The following article by Martin Kavanagh, a partner based in our London office and the co-Head of the firm’s Africa Practice Group, was first published by Business Day ahead of AOW 2023, which took place in Cape Town in October 2023. Herbert Smith Freehills sponsored the Finance and M&A Forum and our partners played key roles on five panel discussions, helping to further raise awareness of the firm and our market-leading Africa Energy Group.
Developing Africa’s energy resources and providing for its quickly growing population requires innovation on a number of fronts – especially technology, policy and sustainability. However, underpinning all of these development frontiers is finance.
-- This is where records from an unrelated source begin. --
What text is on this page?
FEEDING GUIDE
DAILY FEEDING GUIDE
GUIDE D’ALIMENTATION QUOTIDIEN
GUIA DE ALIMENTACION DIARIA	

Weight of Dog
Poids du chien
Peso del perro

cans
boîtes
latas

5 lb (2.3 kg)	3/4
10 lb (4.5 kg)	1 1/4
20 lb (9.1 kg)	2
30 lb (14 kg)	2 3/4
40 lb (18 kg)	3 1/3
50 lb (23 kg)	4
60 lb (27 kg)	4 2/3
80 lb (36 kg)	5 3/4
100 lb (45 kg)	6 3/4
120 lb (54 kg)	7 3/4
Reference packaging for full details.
It’s critical for there to be financial innovation if Africa’s energy resources are to be effectively developed.
Those needs are significant. The continent remains riven by energy poverty, and about 640 million African people remain without electricity, the African Development Bank reports. Every country on the continent has committed to the energy transition envisaged under the Paris accords.
This presents Africa with a complex challenge. Not only must it ramp up energy provision to lift half of its population out of poverty, but it must do so while embracing renewables, and find ways for its businesses to benefit from its rich oil and gas resources, much of which are exported outside the continent for consumption worldwide.
It is a delicate balancing act, which will require complex financial solutions. This is particularly true because of the different corporate finance environments around the continent.
Different laws govern the financing of major energy projects in the OHADA zone, CEMAC-ECCAS, CEDEAO-ECOWAS and the UEMOA-WAEMU regions, for instance. Likewise, every global energy major and independent has a set of compliance requirements to negotiate.
Energy development must ultimately navigate a complex legal environment to bring resources to market and to allow the energy and financial benefits to accrue to the citizens who deserve them. The energy businesses, as well as the financial institutions that power them, need established law firms with deep relationships across these regional jurisdictions.
There are immense opportunities for economic growth, energy security and technological advancement. A recent report identified 200 companies exploring or developing new fossil fuel reserves in Africa – offshore platforms, liquefied natural gas (LNG) terminals, pipelines or gas and coal-fired power stations.
However, it was found in the same report that while investment in developing Africa’s hydrocarbon resources is accelerating, less than a third of the $5.1bn worth of capex being invested into African resource development was by African companies. This needs to change.
Achieving it will require financial innovation to structure deals that favour African energy businesses – and the African people. Part of the obvious problem is that local financial institutions are generally only able to lend in local currency, and even those that can lend in dollars, for example, lack the capacity to support the high capital cost of these large projects. Global lenders are thus always required for large projects, and with international debt comes an external point of view on “African risk”.
If customers are international, much of the credit risk can be dissipated, but if we seek to have more resources used “at home” on the continent, we will need to find more ways to have viable customers on the continent, whose credit is sufficient to support a large global financing. In many ways this is a key piece in the puzzle of how to have more African resources consumed in Africa and an area that multilaterals are trying to address.
A counteracting force is working against this as well. As the world tries to reduce its reliance on fossil fuels, many international agencies have decided that they will not support hydrocarbon development in Africa and particularly for the development of onshore facilities such as thermal power and refineries. These projects thus end up being developed for the purpose of exporting the hydrocarbons to Europe, the US and Asia, because only international companies can finance the development of the resources.
The consequence of a well-meaning policy is to continue energy poverty and deny African states the ability to use their own resources. This is an immense set of challenges at the best of times – but even more so in frontier regions where the oil and gas sector is still being developed.
The African renewables sector is similarly a hotly contested sector, with diversified hydrocarbons businesses active alongside new players, and regulations often still in the development phase. But it is one of the social responsibilities of political, financial and energy leaders to navigate these complexities, and to find the financial solutions that will unlock Africa’s full energy potential.
The endgame could cause the continent to become a major player in the global energy market, reducing its reliance on imported energy and meeting that almost insatiable demand for energy to power development and industrialisation.
Bringing resources to market requires a sophisticated set of transactions. Partnerships must be formed to build upstream infrastructure; ensure energy efficiency; negotiate offsets, community development and renewables components; and to market the product and integrate it into the existing energy network. Policy-makers and finance institutions in the “north” must prioritise lifting people out of energy poverty in lockstep with energy transition, and not ask Africa to work at a different rate to that expected in their home countries.
When the deals are made to secure the continent’s energy future, they must benefit everybody – but most importantly, the people of Africa.